[39] When Paganini was afterwards in England, it was observed by a rigid time-keeper, who happened to attend one of his Concerts (at Winchester), that his own portion of the performance, for which the requital was the sum of £200, occupied just twenty-eight minutes.
[40] Duranowski, the Pole.
[41] M. Fétis, in his Notice Biographique, enters into a defence of Paganini in this matter—explains the advantages of the contract system, as liberating the artist from the petty cares that pertain to concert-giving—and clears Paganini from the imputation of sordid motives.
[42] Some enlightenment on this point may be derived from a scrutiny of M. Guhr’s Work, already referred to.
[43] Dr. Bennati read, before the Royal Academy of Sciences, at Paris, a physiological notice of this extraordinary man, in which he gave it as his opinion, that his prodigious talent was mainly to be attributed to the peculiar conformation which enabled him to bring his elbows close together, and place them one over the other, to the elevation of his left shoulder, which was an inch higher than the right; to the slackening of the ligaments of the wrist, and the mobility of his phalanges, which he could move in a lateral direction at pleasure. Dr. Bennati also alluded to the excessive development of the cerebellum, as connected with the extraordinary acuteness of his organs of hearing, which enabled him to hear conversations carried on in a low tone, at considerable distance.—M. Geoffroy St. Hilaire remarked that he had been particularly struck with the prominence of the artist’s forehead, which hung over his deeply-seated eyes like a pent-house.
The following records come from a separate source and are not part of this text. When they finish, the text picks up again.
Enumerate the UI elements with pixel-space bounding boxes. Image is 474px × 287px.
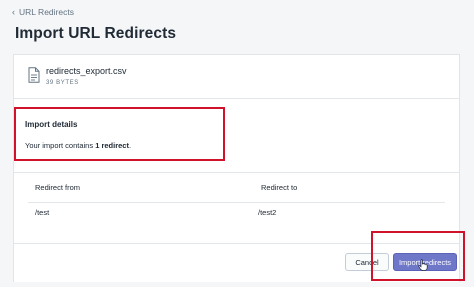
table-cell-redirect-to: /test2 <box>258 208 277 217</box>
chevron-left-icon: ‹ <box>12 6 15 17</box>
file-name: redirects_export.csv <box>46 66 127 76</box>
page-title: Import URL Redirects <box>15 25 177 42</box>
breadcrumb-label[interactable]: URL Redirects <box>19 7 74 17</box>
file-icon <box>28 67 40 83</box>
column-header-redirect-from: Redirect from <box>35 183 81 192</box>
redirects-table: Redirect from Redirect to /test /test2 <box>14 172 459 226</box>
file-info: redirects_export.csv 39 BYTES <box>14 55 459 99</box>
hand-pointer-icon <box>418 259 428 271</box>
file-size: 39 BYTES <box>46 80 79 86</box>
table-divider <box>28 202 445 203</box>
column-header-redirect-to: Redirect to <box>261 183 298 192</box>
highlight-box-import-details <box>14 107 225 161</box>
highlight-box-import-button <box>371 231 465 281</box>
breadcrumb[interactable]: ‹ URL Redirects <box>12 7 74 17</box>
table-cell-redirect-from: /test <box>35 208 50 217</box>
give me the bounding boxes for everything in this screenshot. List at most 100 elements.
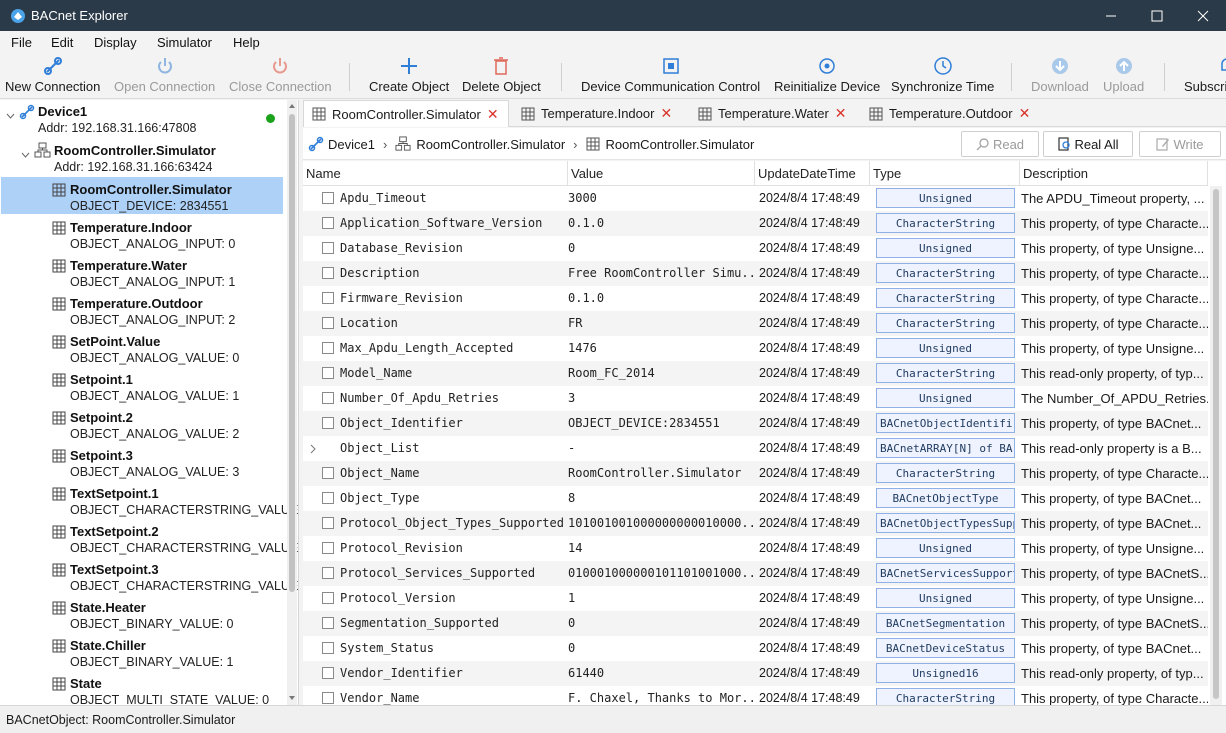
new-connection-button[interactable]: New Connection	[5, 53, 100, 99]
upload-button[interactable]: Upload	[1103, 53, 1144, 99]
menu-display[interactable]: Display	[94, 35, 137, 50]
row-checkbox[interactable]	[322, 242, 334, 254]
tab-close-icon[interactable]: ✕	[660, 105, 672, 122]
create-object-button[interactable]: Create Object	[369, 53, 449, 99]
subscribe-button[interactable]: Subscri	[1184, 53, 1226, 99]
maximize-button[interactable]	[1134, 0, 1180, 31]
sidebar-scroll-thumb[interactable]	[289, 114, 295, 592]
row-checkbox[interactable]	[322, 292, 334, 304]
table-row[interactable]: Model_Name Room_FC_2014 2024/8/4 17:48:49 C…	[303, 361, 1208, 386]
delete-object-button[interactable]: Delete Object	[462, 53, 541, 99]
menu-file[interactable]: File	[11, 35, 32, 50]
menu-help[interactable]: Help	[233, 35, 260, 50]
open-connection-button[interactable]: Open Connection	[114, 53, 215, 99]
menu-edit[interactable]: Edit	[51, 35, 73, 50]
toolbar-separator	[1011, 63, 1012, 91]
table-row[interactable]: Object_Identifier OBJECT_DEVICE:2834551 20…	[303, 411, 1208, 436]
row-checkbox[interactable]	[322, 267, 334, 279]
table-row[interactable]: Database_Revision 0 2024/8/4 17:48:49 Unsig…	[303, 236, 1208, 261]
breadcrumb-controller[interactable]: RoomController.Simulator	[416, 137, 565, 152]
row-checkbox[interactable]	[322, 542, 334, 554]
table-row[interactable]: Description Free RoomController Simu... 20…	[303, 261, 1208, 286]
table-row[interactable]: Object_Name RoomController.Simulator 2024/…	[303, 461, 1208, 486]
tab-roomcontroller-simulator[interactable]: RoomController.Simulator ✕	[303, 100, 509, 127]
tab-close-icon[interactable]: ✕	[835, 105, 847, 122]
table-row[interactable]: Object_List - 2024/8/4 17:48:49 BACnetARRAY…	[303, 436, 1208, 461]
table-row[interactable]: Protocol_Services_Supported 0100010000001…	[303, 561, 1208, 586]
status-bar: BACnetObject: RoomController.Simulator	[0, 705, 1226, 733]
property-updated: 2024/8/4 17:48:49	[759, 591, 860, 605]
row-checkbox[interactable]	[322, 217, 334, 229]
table-row[interactable]: Protocol_Version 1 2024/8/4 17:48:49 Unsign…	[303, 586, 1208, 611]
grid-scroll-thumb[interactable]	[1213, 189, 1219, 699]
tab-bar: RoomController.Simulator ✕ Temperature.Ind…	[303, 100, 1226, 127]
row-checkbox[interactable]	[322, 617, 334, 629]
table-row[interactable]: Protocol_Object_Types_Supported 101001001…	[303, 511, 1208, 536]
object-type: OBJECT_CHARACTERSTRING_VALUE:	[70, 541, 299, 555]
close-button[interactable]	[1180, 0, 1226, 31]
row-checkbox[interactable]	[322, 567, 334, 579]
maximize-icon	[1151, 10, 1163, 21]
chevron-right-icon[interactable]	[309, 444, 317, 454]
object-type: OBJECT_ANALOG_VALUE: 3	[70, 465, 240, 479]
close-connection-button[interactable]: Close Connection	[229, 53, 332, 99]
tab-close-icon[interactable]: ✕	[1019, 105, 1031, 122]
row-checkbox[interactable]	[322, 367, 334, 379]
download-button[interactable]: Download	[1031, 53, 1089, 99]
property-value: 1	[568, 591, 576, 605]
row-checkbox[interactable]	[322, 192, 334, 204]
row-checkbox[interactable]	[322, 417, 334, 429]
tab-temperature-water[interactable]: Temperature.Water ✕	[690, 100, 857, 127]
table-row[interactable]: Number_Of_Apdu_Retries 3 2024/8/4 17:48:49…	[303, 386, 1208, 411]
object-name: State.Chiller	[70, 638, 146, 653]
sidebar-scrollbar[interactable]	[287, 100, 297, 705]
row-checkbox[interactable]	[322, 642, 334, 654]
table-row[interactable]: Protocol_Revision 14 2024/8/4 17:48:49 Unsi…	[303, 536, 1208, 561]
property-name: Object_Identifier	[340, 416, 463, 430]
row-checkbox[interactable]	[322, 592, 334, 604]
tab-temperature-indoor[interactable]: Temperature.Indoor ✕	[513, 100, 685, 127]
table-row[interactable]: Vendor_Name F. Chaxel, Thanks to Mor... 20…	[303, 686, 1208, 705]
column-header-name[interactable]: Name	[303, 161, 568, 186]
synchronize-time-button[interactable]: Synchronize Time	[891, 53, 994, 99]
property-description: This property, of type BACnet...	[1021, 641, 1202, 656]
table-row[interactable]: Object_Type 8 2024/8/4 17:48:49 BACnetObjec…	[303, 486, 1208, 511]
read-all-button[interactable]: Real All	[1043, 131, 1133, 157]
read-button[interactable]: Read	[961, 131, 1039, 157]
row-checkbox[interactable]	[322, 467, 334, 479]
breadcrumb-device[interactable]: Device1	[328, 137, 375, 152]
table-row[interactable]: Firmware_Revision 0.1.0 2024/8/4 17:48:49 C…	[303, 286, 1208, 311]
menu-simulator[interactable]: Simulator	[157, 35, 212, 50]
breadcrumb-object[interactable]: RoomController.Simulator	[606, 137, 755, 152]
grid-scrollbar[interactable]	[1210, 186, 1222, 705]
row-checkbox[interactable]	[322, 692, 334, 704]
row-checkbox[interactable]	[322, 667, 334, 679]
table-row[interactable]: Application_Software_Version 0.1.0 2024/8/…	[303, 211, 1208, 236]
device-tree[interactable]: Device1 Addr: 192.168.31.166:47808 RoomC…	[0, 100, 299, 705]
row-checkbox[interactable]	[322, 317, 334, 329]
property-updated: 2024/8/4 17:48:49	[759, 641, 860, 655]
reinitialize-device-button[interactable]: Reinitialize Device	[774, 53, 880, 99]
row-checkbox[interactable]	[322, 517, 334, 529]
tab-temperature-outdoor[interactable]: Temperature.Outdoor ✕	[861, 100, 1031, 127]
write-button[interactable]: Write	[1139, 131, 1221, 157]
table-row[interactable]: Vendor_Identifier 61440 2024/8/4 17:48:49 U…	[303, 661, 1208, 686]
tab-close-icon[interactable]: ✕	[487, 106, 499, 123]
column-header-type[interactable]: Type	[870, 161, 1020, 186]
property-updated: 2024/8/4 17:48:49	[759, 566, 860, 580]
row-checkbox[interactable]	[322, 342, 334, 354]
table-row[interactable]: Segmentation_Supported 0 2024/8/4 17:48:49…	[303, 611, 1208, 636]
device-address: Addr: 192.168.31.166:47808	[38, 121, 197, 135]
row-checkbox[interactable]	[322, 492, 334, 504]
minimize-button[interactable]	[1088, 0, 1134, 31]
property-grid: Name Value UpdateDateTime Type Descripti…	[303, 161, 1226, 705]
device-communication-control-button[interactable]: Device Communication Control	[581, 53, 760, 99]
table-row[interactable]: Apdu_Timeout 3000 2024/8/4 17:48:49 Unsigne…	[303, 186, 1208, 211]
table-row[interactable]: Max_Apdu_Length_Accepted 1476 2024/8/4 17:…	[303, 336, 1208, 361]
row-checkbox[interactable]	[322, 392, 334, 404]
column-header-updatedatetime[interactable]: UpdateDateTime	[755, 161, 870, 186]
table-row[interactable]: System_Status 0 2024/8/4 17:48:49 BACnetDev…	[303, 636, 1208, 661]
column-header-description[interactable]: Description	[1020, 161, 1208, 186]
column-header-value[interactable]: Value	[568, 161, 755, 186]
table-row[interactable]: Location FR 2024/8/4 17:48:49 CharacterStri…	[303, 311, 1208, 336]
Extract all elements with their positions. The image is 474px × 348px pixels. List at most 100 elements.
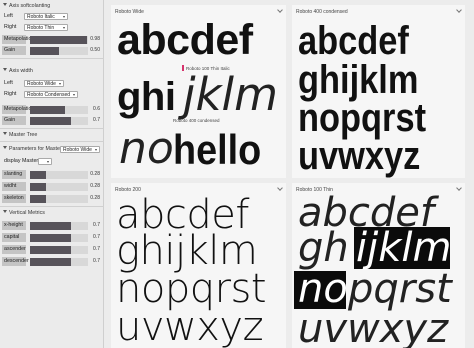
sample-line-1: abcdef [298, 19, 409, 63]
left-master-row: Left Roboto Wide [2, 79, 102, 88]
section-axis-softcolanting-header[interactable]: Axis softcolanting [0, 2, 104, 11]
section-title: Master Tree [9, 132, 38, 138]
collapse-triangle-icon [3, 132, 7, 135]
divider [0, 141, 104, 142]
slider-fill [30, 246, 71, 254]
metric-value: 0.7 [93, 246, 100, 252]
gain-slider[interactable] [30, 117, 88, 125]
preview-card-roboto-100-thin[interactable]: Roboto 100 Thin abcdef gh ijklm no pqrst… [292, 183, 465, 348]
ascender-row: ascender 0.7 [2, 245, 102, 254]
gain-label: Gain [2, 46, 26, 55]
metapolation-row: Metapolation 0.6 [2, 105, 102, 114]
width-value: 0.28 [90, 183, 100, 189]
sample-line-2a: ghi [117, 75, 176, 119]
section-axis-width-header[interactable]: Axis width [0, 67, 104, 76]
preview-card-roboto-200[interactable]: Roboto 200 abcdef ghijklm nopqrst uvwxyz [111, 183, 286, 348]
chevron-down-icon [59, 83, 61, 85]
divider [0, 58, 104, 59]
chevron-down-icon [95, 149, 97, 151]
slider-fill [30, 183, 47, 191]
capital-row: capital 0.7 [2, 233, 102, 242]
mini-caption-2: Roboto 400 condensed [173, 118, 220, 123]
left-label: Left [4, 13, 13, 19]
metric-value: 0.7 [93, 234, 100, 240]
preview-card-roboto-wide[interactable]: Roboto Wide abcdef Roboto 100 Thin Itali… [111, 5, 286, 178]
capital-slider[interactable] [30, 234, 88, 242]
skeleton-label: skeleton [2, 194, 26, 203]
right-label: Right [4, 91, 17, 97]
metapolation-label: Metapolation [2, 35, 35, 44]
left-master-select[interactable]: Roboto Wide [24, 80, 64, 87]
collapse-triangle-icon [3, 146, 7, 149]
sample-line-2b: jklm [183, 68, 278, 121]
gain-label: Gain [2, 116, 26, 125]
gain-slider[interactable] [30, 47, 88, 55]
slider-fill [30, 222, 71, 230]
metric-label: capital [2, 233, 26, 242]
metapolation-value: 0.6 [93, 106, 100, 112]
x-height-slider[interactable] [30, 222, 88, 230]
gain-value: 0.50 [90, 47, 100, 53]
gain-row: Gain 0.50 [2, 46, 102, 55]
chevron-down-icon [63, 27, 65, 29]
metric-label: descender [2, 257, 29, 266]
right-master-select[interactable]: Roboto Thin [24, 24, 68, 31]
metric-value: 0.7 [93, 258, 100, 264]
select-value: Roboto Wide [63, 147, 92, 153]
sample-line-3: nopqrst [298, 96, 427, 140]
x-height-row: x-height 0.7 [2, 221, 102, 230]
app-window: Axis softcolanting Left Roboto Italic Ri… [0, 0, 474, 348]
sample-line-3b: pqrst [348, 266, 452, 312]
left-master-select[interactable]: Roboto Italic [24, 13, 68, 20]
skeleton-value: 0.28 [90, 195, 100, 201]
right-master-select[interactable]: Roboto Condensed [24, 91, 78, 98]
chevron-down-icon[interactable] [456, 185, 462, 191]
section-title: Vertical Metrics [9, 210, 45, 216]
chevron-down-icon [47, 161, 49, 163]
skeleton-slider[interactable] [30, 195, 88, 203]
metapolation-label: Metapolation [2, 105, 35, 114]
chevron-down-icon[interactable] [456, 7, 462, 13]
select-value: Roboto Italic [27, 14, 55, 20]
collapse-triangle-icon [3, 210, 7, 213]
sample-line-2: ghijklm [298, 58, 419, 102]
divider [0, 206, 104, 207]
chevron-down-icon[interactable] [277, 185, 283, 191]
slanting-row: slanting 0.28 [2, 170, 102, 179]
chevron-down-icon[interactable] [277, 7, 283, 13]
ascender-slider[interactable] [30, 246, 88, 254]
section-vertical-metrics-header[interactable]: Vertical Metrics [0, 209, 104, 218]
width-label: widht [2, 182, 26, 191]
slider-fill [30, 258, 71, 266]
left-label: Left [4, 80, 13, 86]
descender-row: descender 0.7 [2, 257, 102, 266]
metapolation-value: 0.98 [90, 36, 100, 42]
section-parameters-header[interactable]: Parameters for Master Roboto Wide [0, 145, 104, 154]
slider-fill [30, 117, 71, 125]
metapolation-slider[interactable] [30, 106, 88, 114]
control-panel: Axis softcolanting Left Roboto Italic Ri… [0, 0, 104, 348]
slider-fill [30, 47, 59, 55]
slanting-slider[interactable] [30, 171, 88, 179]
select-value: Roboto Thin [27, 25, 55, 31]
metric-label: x-height [2, 221, 26, 230]
right-master-row: Right Roboto Condensed [2, 90, 102, 99]
display-master-label: display Master [4, 158, 39, 164]
descender-slider[interactable] [30, 258, 88, 266]
master-select[interactable]: Roboto Wide [60, 146, 100, 153]
section-title: Parameters for Master [9, 146, 62, 152]
display-master-select[interactable] [38, 158, 52, 165]
section-master-tree-header[interactable]: Master Tree [0, 131, 104, 140]
slider-fill [30, 36, 87, 44]
sample-line-2: ghijklm [116, 228, 258, 274]
width-slider[interactable] [30, 183, 88, 191]
divider [0, 128, 104, 129]
sample-line-3a: no [298, 266, 348, 312]
metapolation-slider[interactable] [30, 36, 88, 44]
chevron-down-icon [73, 94, 75, 96]
left-master-row: Left Roboto Italic [2, 12, 102, 21]
sample-line-4: uvwxyz [116, 304, 264, 348]
slanting-value: 0.28 [90, 171, 100, 177]
slider-fill [30, 234, 71, 242]
preview-card-roboto-400-condensed[interactable]: Roboto 400 condensed abcdef ghijklm nopq… [292, 5, 465, 178]
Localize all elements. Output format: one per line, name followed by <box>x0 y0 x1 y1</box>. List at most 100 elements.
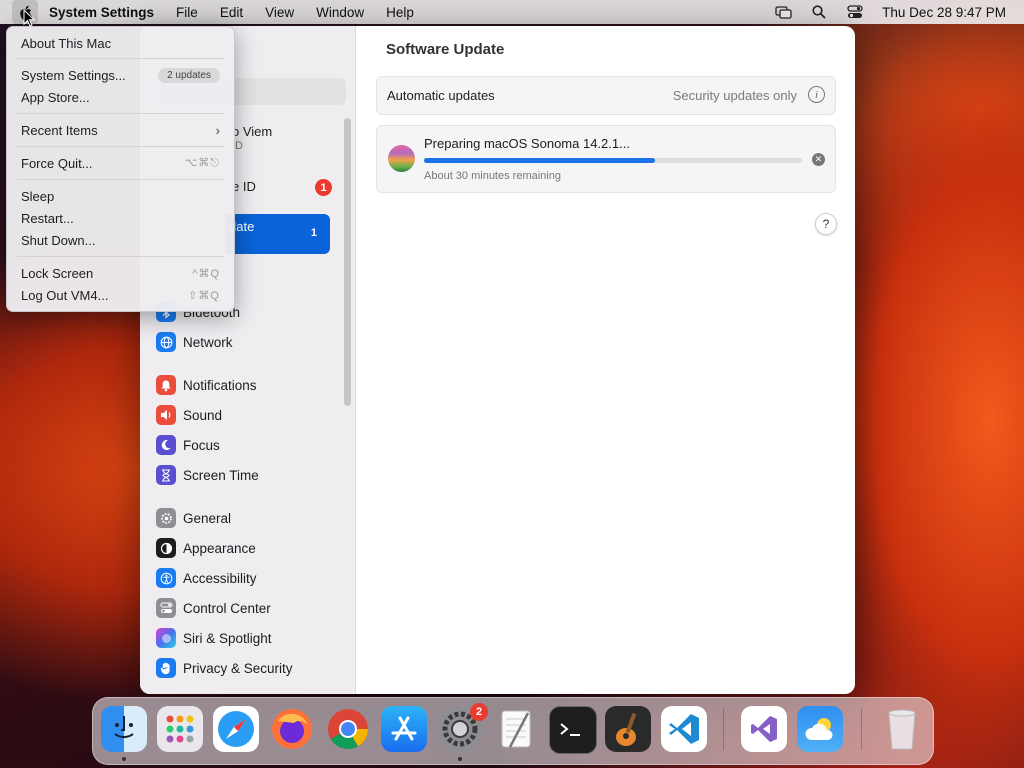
sidebar-item-label: General <box>183 510 232 526</box>
menu-edit[interactable]: Edit <box>209 5 254 20</box>
dock-safari-icon[interactable] <box>213 706 259 752</box>
sidebar-item-siri-spotlight[interactable]: Siri & Spotlight <box>156 626 272 650</box>
sidebar-item-apple-id[interactable]: e ID 1 <box>232 179 332 199</box>
hourglass-icon <box>156 465 176 485</box>
moon-icon <box>156 435 176 455</box>
menu-item-sleep[interactable]: Sleep <box>21 186 220 206</box>
menu-item-label: About This Mac <box>21 35 112 51</box>
accessibility-icon <box>156 568 176 588</box>
screen-mirroring-icon[interactable] <box>774 5 792 19</box>
shortcut-label: ⇧⌘Q <box>188 289 220 302</box>
sidebar-item-notifications[interactable]: Notifications <box>156 373 257 397</box>
menu-separator <box>17 58 224 59</box>
toggles-icon <box>156 598 176 618</box>
menu-item-log-out[interactable]: Log Out VM4... ⇧⌘Q <box>21 285 220 305</box>
cancel-update-icon[interactable]: ✕ <box>812 153 825 166</box>
mouse-cursor-icon <box>23 9 35 27</box>
menu-item-app-store[interactable]: App Store... <box>21 87 220 107</box>
shortcut-label: ⌥⌘⎋ <box>184 157 220 169</box>
apple-menu-dropdown: About This Mac System Settings... 2 upda… <box>6 26 235 312</box>
sidebar-item-accessibility[interactable]: Accessibility <box>156 566 257 590</box>
sidebar-item-control-center[interactable]: Control Center <box>156 596 271 620</box>
menu-file[interactable]: File <box>165 5 209 20</box>
dock-weather-icon[interactable] <box>797 706 843 752</box>
menu-clock[interactable]: Thu Dec 28 9:47 PM <box>882 5 1006 20</box>
updates-badge: 2 updates <box>158 67 220 83</box>
update-status: About 30 minutes remaining <box>424 170 561 182</box>
menu-item-shut-down[interactable]: Shut Down... <box>21 230 220 250</box>
sidebar-item-label: Appearance <box>183 540 256 556</box>
sidebar-item-appearance[interactable]: Appearance <box>156 536 256 560</box>
sidebar-item-label: Accessibility <box>183 570 257 586</box>
menu-item-recent-items[interactable]: Recent Items › <box>21 120 220 140</box>
menu-window[interactable]: Window <box>305 5 375 20</box>
help-button[interactable]: ? <box>815 213 837 235</box>
menu-item-label: App Store... <box>21 89 90 105</box>
menu-item-label: Restart... <box>21 210 74 226</box>
sidebar-item-sound[interactable]: Sound <box>156 403 222 427</box>
globe-icon <box>156 332 176 352</box>
page-title: Software Update <box>386 41 505 58</box>
sidebar-item-label: Sound <box>183 407 223 423</box>
dock-textedit-icon[interactable] <box>493 706 539 752</box>
sidebar-item-label: Network <box>183 334 233 350</box>
menu-help[interactable]: Help <box>375 5 425 20</box>
software-update-badge: 1 <box>310 227 317 239</box>
sidebar-item-general[interactable]: General <box>156 506 231 530</box>
sidebar-item-privacy-security[interactable]: Privacy & Security <box>156 656 293 680</box>
dock-app-store-icon[interactable] <box>381 706 427 752</box>
sidebar-item-screen-time[interactable]: Screen Time <box>156 463 259 487</box>
dock-firefox-icon[interactable] <box>269 706 315 752</box>
menu-item-restart[interactable]: Restart... <box>21 208 220 228</box>
running-indicator <box>458 757 462 761</box>
gear-icon <box>156 508 176 528</box>
dock-garageband-icon[interactable] <box>605 706 651 752</box>
sidebar-item-network[interactable]: Network <box>156 330 233 354</box>
dock-launchpad-icon[interactable] <box>157 706 203 752</box>
system-settings-badge: 2 <box>470 703 488 721</box>
sidebar-item-label: Control Center <box>183 600 271 616</box>
menu-item-system-settings[interactable]: System Settings... 2 updates <box>21 65 220 85</box>
menu-item-label: Shut Down... <box>21 232 96 248</box>
dock-finder-icon[interactable] <box>101 706 147 752</box>
sidebar-item-label: Focus <box>183 437 220 453</box>
menu-view[interactable]: View <box>254 5 305 20</box>
menu-app-name[interactable]: System Settings <box>38 5 165 20</box>
info-icon[interactable]: i <box>808 86 825 103</box>
appearance-icon <box>156 538 176 558</box>
sidebar-scrollbar[interactable] <box>344 118 351 406</box>
menu-item-about[interactable]: About This Mac <box>21 33 220 53</box>
dock-vscode-icon[interactable] <box>661 706 707 752</box>
menu-bar: System Settings File Edit View Window He… <box>0 0 1024 24</box>
dock-visual-studio-icon[interactable] <box>741 706 787 752</box>
sidebar-item-focus[interactable]: Focus <box>156 433 220 457</box>
siri-icon <box>156 628 176 648</box>
menu-item-label: Lock Screen <box>21 265 94 281</box>
account-row[interactable]: o Viem ID <box>232 124 272 152</box>
menu-separator <box>17 113 224 114</box>
menu-separator <box>17 146 224 147</box>
sidebar-item-software-update[interactable]: date 1 <box>225 214 330 254</box>
shortcut-label: ^⌘Q <box>192 267 220 280</box>
control-center-icon[interactable] <box>846 5 864 19</box>
speaker-icon <box>156 405 176 425</box>
apple-id-badge: 1 <box>315 179 332 196</box>
menu-item-lock-screen[interactable]: Lock Screen ^⌘Q <box>21 263 220 283</box>
apple-id-label: e ID <box>232 179 256 194</box>
menu-item-force-quit[interactable]: Force Quit... ⌥⌘⎋ <box>21 153 220 173</box>
automatic-updates-label: Automatic updates <box>387 88 495 103</box>
macos-sonoma-icon <box>388 145 415 172</box>
running-indicator <box>122 757 126 761</box>
menu-item-label: System Settings... <box>21 67 126 83</box>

[44] “De l’Opéra en France.”
[45] Of harmony, or of fine melody, or of the higher relations between poetry and music, the ostentatious Louis appears to have had no conception. In a case of rivalry, wherein Battista, a scholar of Corelli’s, played against one of the French band who was an ordinary performer, he (the royal Auditor) preferred an air in “Cadmus” (an opera of Lully’s, and not one of his best), as given by the Frenchman, to a solo (probably of Corelli’s) by the Italian,—saying, “Voila mon gout, à moi; Voila mon gout!”
[46] “Jamais homme n’à porté si haut l’art de jouer du violon: et cet instrument était plus agréable entre ses mains qu’aucun autre de ceux qui plaisent le plus.”—Moreri, Dict. Historique.
[47] The above anecdote suggests another, of a somewhat similar cast, pertaining to the great Musical Commemoration at Westminster Abbey, in 1791. A person falling upon a double bass, as it lay on its side, immediately disappeared—nothing being seen of him, except his legs protruding out of the instrument; and for some time no one could assist him, owing to the laughter occasioned by his predicament!
[48] “Paris est le foyer musical de la France: les astres les plus brillans roulent dans cette région préférée; mais hélas! leurs rayons ne portent pas la lumière une grande distance. A peine sommes nous sortis des portes de cette capitale, que nous tombons soudain dans une obscurité profonde.”—(Castil-Blaze, de l’Opéra en France.)